On the Formation of Whitecaps by a Threshold Mechanism. Part I:. Basic Formalism

Abstract
In this paper and the two which follow we seek to evaluate the hypothesis that deep water whitecapping is predictable in terms of a threshold mechanism involving the vertical acceleration; i.e., that whitecapping occurs in regions of fluid where the surface wave motions require the downward acceleration to exceed some dynamical threshold. Our point of view is macroscopic and wave-oriented. We do not seek to analyze or describe in any detail motions within a whitecap itself; rather we concentrate on assessing the geometrical and geometro-statistical consequences of the threshold assumption and on comparing these consequences with observation. This first paper develops the descriptive framework for he investigation and examines several statistical predictions of a threshold model. The concept of a breaking variable is introduced and its statistics are related to the directional wave spectrum.
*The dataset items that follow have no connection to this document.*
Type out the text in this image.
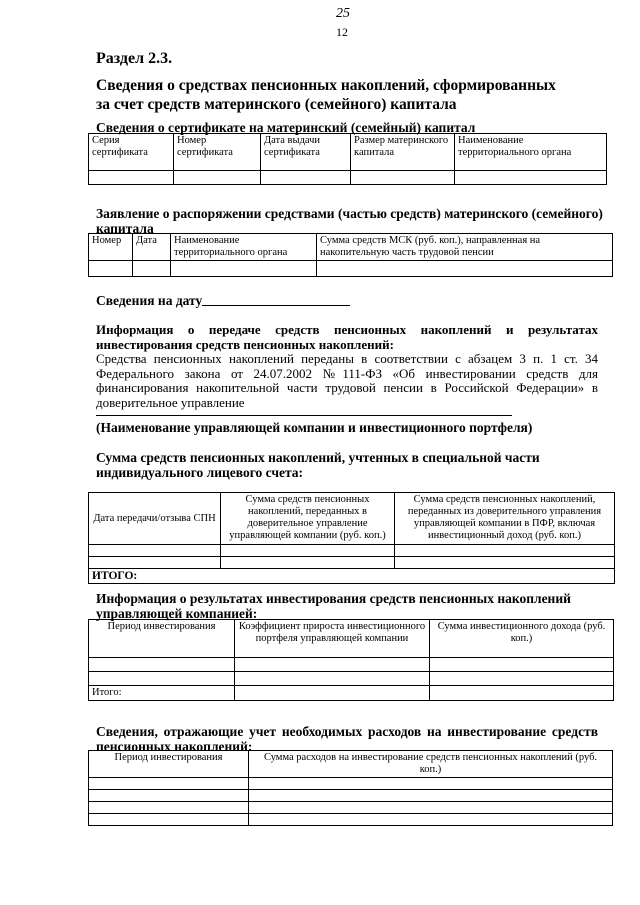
25
12
Раздел 2.3.
Сведения о средствах пенсионных накоплений, сформированных
за счет средств материнского (семейного) капитала
Сведения о сертификате на материнский (семейный) капитал
Серия сертификата	Номер сертификата	Дата выдачи сертификата	Размер материнского капитала	Наименование территориального органа

Заявление о распоряжении средствами (частью средств) материнского (семейного)
капитала
Номер	Дата	Наименование территориального органа	Сумма средств МСК (руб. коп.), направленная на накопительную часть трудовой пенсии

Сведения на дату
Информация о передаче средств пенсионных накоплений и результатах
инвестирования средств пенсионных накоплений:
Средства пенсионных накоплений переданы в соответствии с абзацем 3 п. 1 ст. 34 Федерального закона от 24.07.2002 №111-ФЗ «Об инвестировании средств для финансирования накопительной части трудовой пенсии в Российской Федерации» в доверительное управление
(Наименование управляющей компании и инвестиционного портфеля)
Сумма средств пенсионных накоплений, учтенных в специальной части
индивидуального лицевого счета:
Дата передачи/отзыва СПН	Сумма средств пенсионных накоплений, переданных в доверительное управление управляющей компании (руб. коп.)	Сумма средств пенсионных накоплений, переданных из доверительного управления управляющей компании в ПФР, включая инвестиционный доход (руб. коп.)

ИТОГО:		
Информация о результатах инвестирования средств пенсионных накоплений
управляющей компанией:
Период инвестирования	Коэффициент прироста инвестиционного портфеля управляющей компании	Сумма инвестиционного дохода (руб. коп.)

Итого:		
Сведения, отражающие учет необходимых расходов на инвестирование средств
пенсионных накоплений:
Период инвестирования	Сумма расходов на инвестирование средств пенсионных накоплений (руб. коп.)
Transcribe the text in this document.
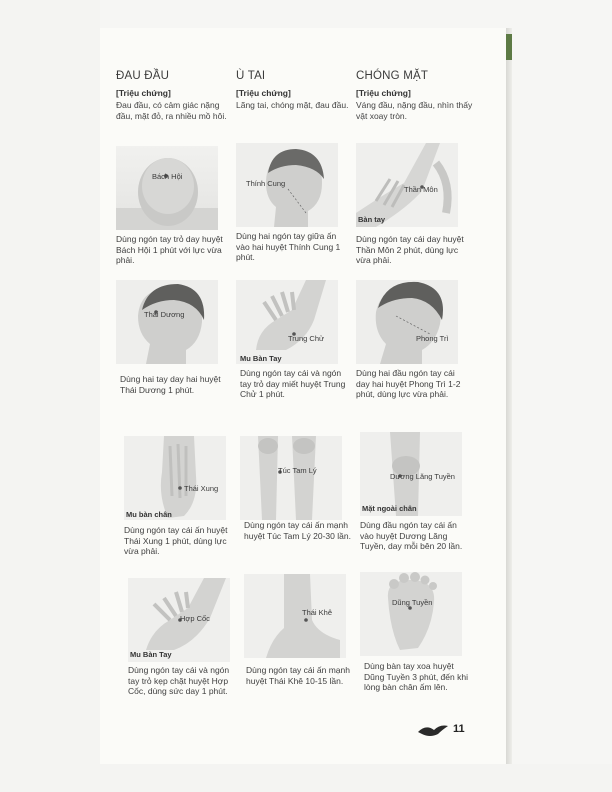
ĐAU ĐẦU
[Triệu chứng]
Đau đầu, có cảm giác nặng đầu, mặt đỏ, ra nhiều mồ hôi.
Ù TAI
[Triệu chứng]
Lãng tai, chóng mặt, đau đầu.
CHÓNG MẶT
[Triệu chứng]
Váng đầu, nặng đầu, nhìn thấy vật xoay tròn.
Bách Hội
Dùng ngón tay trỏ day huyệt Bách Hội 1 phút với lực vừa phải.
Thính Cung
Dùng hai ngón tay giữa ấn vào hai huyệt Thính Cung 1 phút.
Thần Môn
Bàn tay
Dùng ngón tay cái day huyệt Thần Môn 2 phút, dùng lực vừa phải.
Thái Dương
Dùng hai tay day hai huyệt Thái Dương 1 phút.
Trung Chử
Mu Bàn Tay
Dùng ngón tay cái và ngón tay trỏ day miết huyệt Trung Chử 1 phút.
Phong Trì
Dùng hai đầu ngón tay cái day hai huyệt Phong Trì 1-2 phút, dùng lực vừa phải.
Thái Xung
Mu bàn chân
Dùng ngón tay cái ấn huyệt Thái Xung 1 phút, dùng lực vừa phải.
Túc Tam Lý
Dùng ngón tay cái ấn mạnh huyệt Túc Tam Lý 20-30 lần.
Dương Lăng Tuyền
Mặt ngoài chân
Dùng đầu ngón tay cái ấn vào huyệt Dương Lăng Tuyền, day mỗi bên 20 lần.
Hợp Cốc
Mu Bàn Tay
Dùng ngón tay cái và ngón tay trỏ kẹp chặt huyệt Hợp Cốc, dùng sức day 1 phút.
Thái Khê
Dùng ngón tay cái ấn mạnh huyệt Thái Khê 10-15 lần.
Dũng Tuyền
Dùng bàn tay xoa huyệt Dũng Tuyền 3 phút, đến khi lòng bàn chân ấm lên.
11
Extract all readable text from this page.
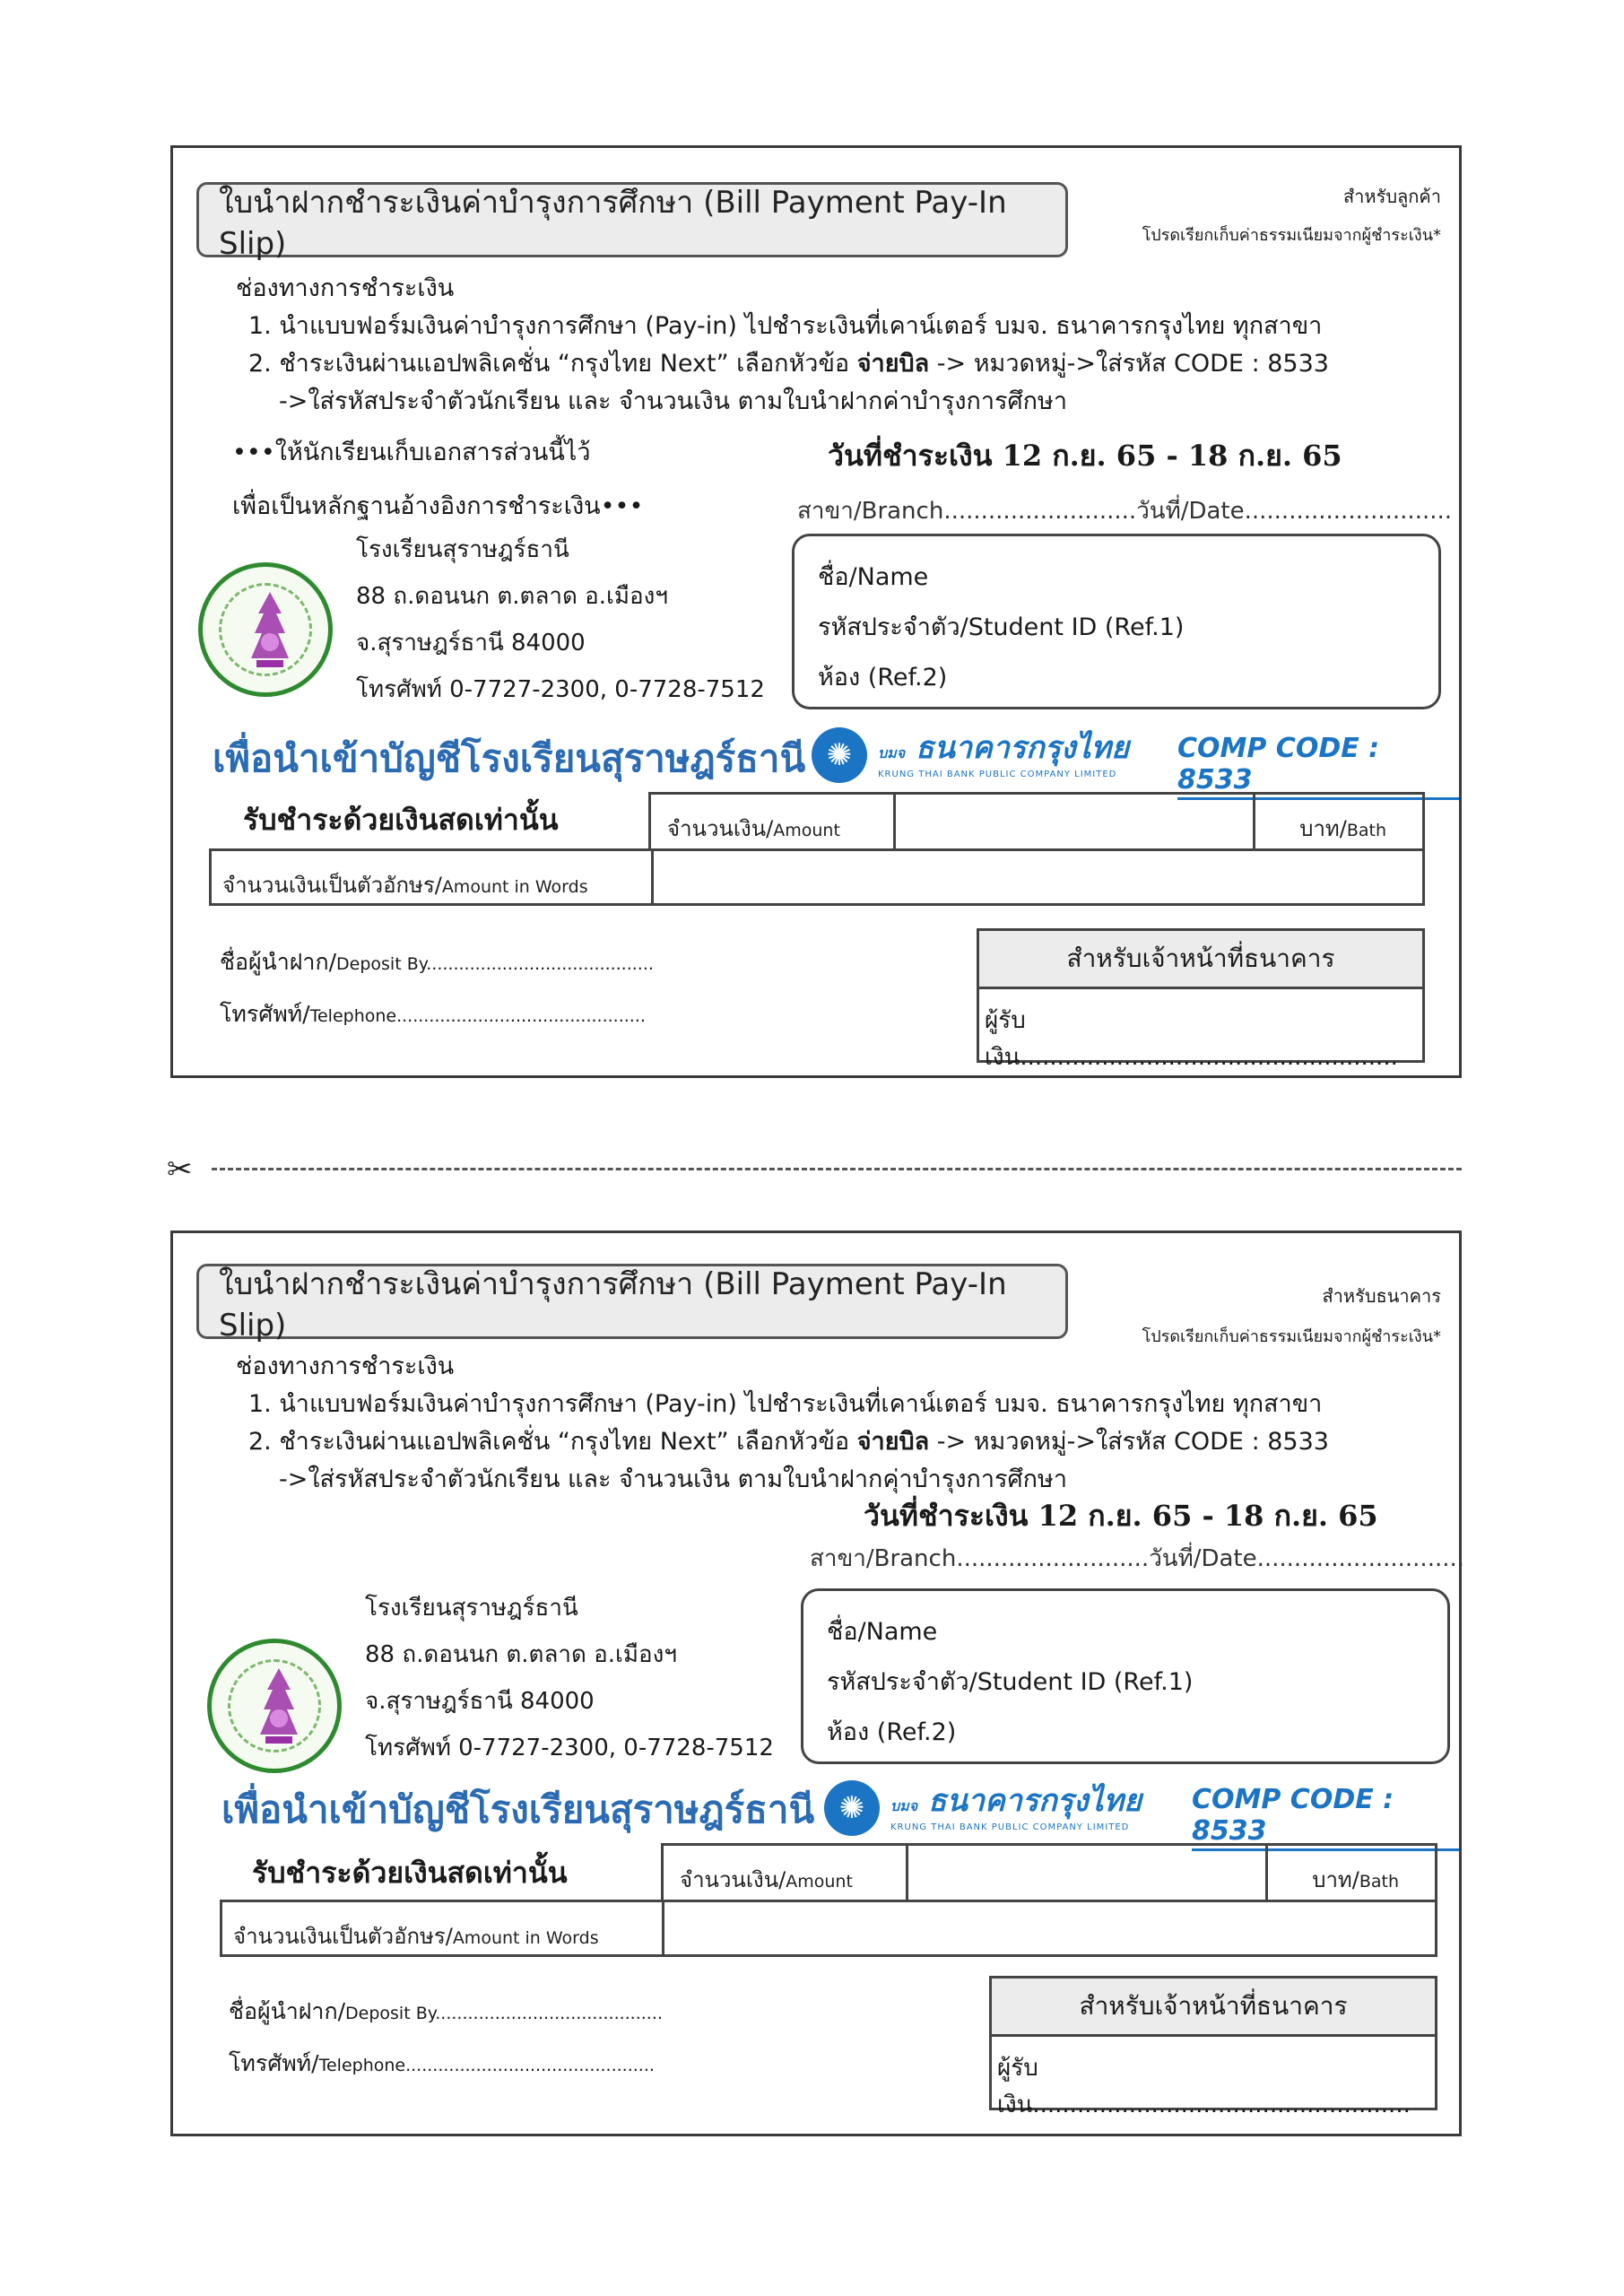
ใบนำฝากชำระเงินค่าบำรุงการศึกษา (Bill Payment Pay-In Slip)
สำหรับลูกค้า
โปรดเรียกเก็บค่าธรรมเนียมจากผู้ชำระเงิน*
ช่องทางการชำระเงิน
1. นำแบบฟอร์มเงินค่าบำรุงการศึกษา (Pay-in) ไปชำระเงินที่เคาน์เตอร์ บมจ. ธนาคารกรุงไทย ทุกสาขา
2. ชำระเงินผ่านแอปพลิเคชั่น “กรุงไทย Next” เลือกหัวข้อ จ่ายบิล -> หมวดหมู่->ใส่รหัส CODE : 8533
->ใส่รหัสประจำตัวนักเรียน และ จำนวนเงิน ตามใบนำฝากค่าบำรุงการศึกษา
•••ให้นักเรียนเก็บเอกสารส่วนนี้ไว้
เพื่อเป็นหลักฐานอ้างอิงการชำระเงิน•••
วันที่ชำระเงิน 12 ก.ย. 65 - 18 ก.ย. 65
สาขา/Branch..........................วันที่/Date............................
โรงเรียนสุราษฎร์ธานี
88 ถ.ดอนนก ต.ตลาด อ.เมืองฯ
จ.สุราษฎร์ธานี 84000
โทรศัพท์ 0-7727-2300, 0-7728-7512
ชื่อ/Name
รหัสประจำตัว/Student ID (Ref.1)
ห้อง (Ref.2)
เพื่อนำเข้าบัญชีโรงเรียนสุราษฎร์ธานี ✺	บมจ ธนาคารกรุงไทย
KRUNG THAI BANK PUBLIC COMPANY LIMITED
COMP CODE : 8533
รับชำระด้วยเงินสดเท่านั้น	จำนวนเงิน/Amount	บาท/Bath
จำนวนเงินเป็นตัวอักษร/Amount in Words
ชื่อผู้นำฝาก/Deposit By..........................................
โทรศัพท์/Telephone..............................................
สำหรับเจ้าหน้าที่ธนาคาร
ผู้รับเงิน...................................................
✂
ใบนำฝากชำระเงินค่าบำรุงการศึกษา (Bill Payment Pay-In Slip)
สำหรับธนาคาร
โปรดเรียกเก็บค่าธรรมเนียมจากผู้ชำระเงิน*
ช่องทางการชำระเงิน
1. นำแบบฟอร์มเงินค่าบำรุงการศึกษา (Pay-in) ไปชำระเงินที่เคาน์เตอร์ บมจ. ธนาคารกรุงไทย ทุกสาขา
2. ชำระเงินผ่านแอปพลิเคชั่น “กรุงไทย Next” เลือกหัวข้อ จ่ายบิล -> หมวดหมู่->ใส่รหัส CODE : 8533
->ใส่รหัสประจำตัวนักเรียน และ จำนวนเงิน ตามใบนำฝากคุ่าบำรุงการศึกษา
วันที่ชำระเงิน 12 ก.ย. 65 - 18 ก.ย. 65
สาขา/Branch..........................วันที่/Date............................
โรงเรียนสุราษฎร์ธานี
88 ถ.ดอนนก ต.ตลาด อ.เมืองฯ
จ.สุราษฎร์ธานี 84000
โทรศัพท์ 0-7727-2300, 0-7728-7512
ชื่อ/Name
รหัสประจำตัว/Student ID (Ref.1)
ห้อง (Ref.2)
เพื่อนำเข้าบัญชีโรงเรียนสุราษฎร์ธานี ✺	บมจ ธนาคารกรุงไทย
KRUNG THAI BANK PUBLIC COMPANY LIMITED
COMP CODE : 8533
รับชำระด้วยเงินสดเท่านั้น	จำนวนเงิน/Amount	บาท/Bath
จำนวนเงินเป็นตัวอักษร/Amount in Words
ชื่อผู้นำฝาก/Deposit By..........................................
โทรศัพท์/Telephone..............................................
สำหรับเจ้าหน้าที่ธนาคาร
ผู้รับเงิน...................................................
The surface geometry of whitecap events is discussed and three classes of geometrical moments are defined. The statistics of these moments are related to the statistics of the breaking variable (and to the directional wave spectrum). Finally, several lower order probability densities for the breaking variable are computed for a JONSWAP spectrum. The succeeding papers deal with the computation of moment statistics by Monte Carlo simulation of the breaking variable field, and with a field experiment in which whitecap photographs were obtained simultaneously with array measurements of waves.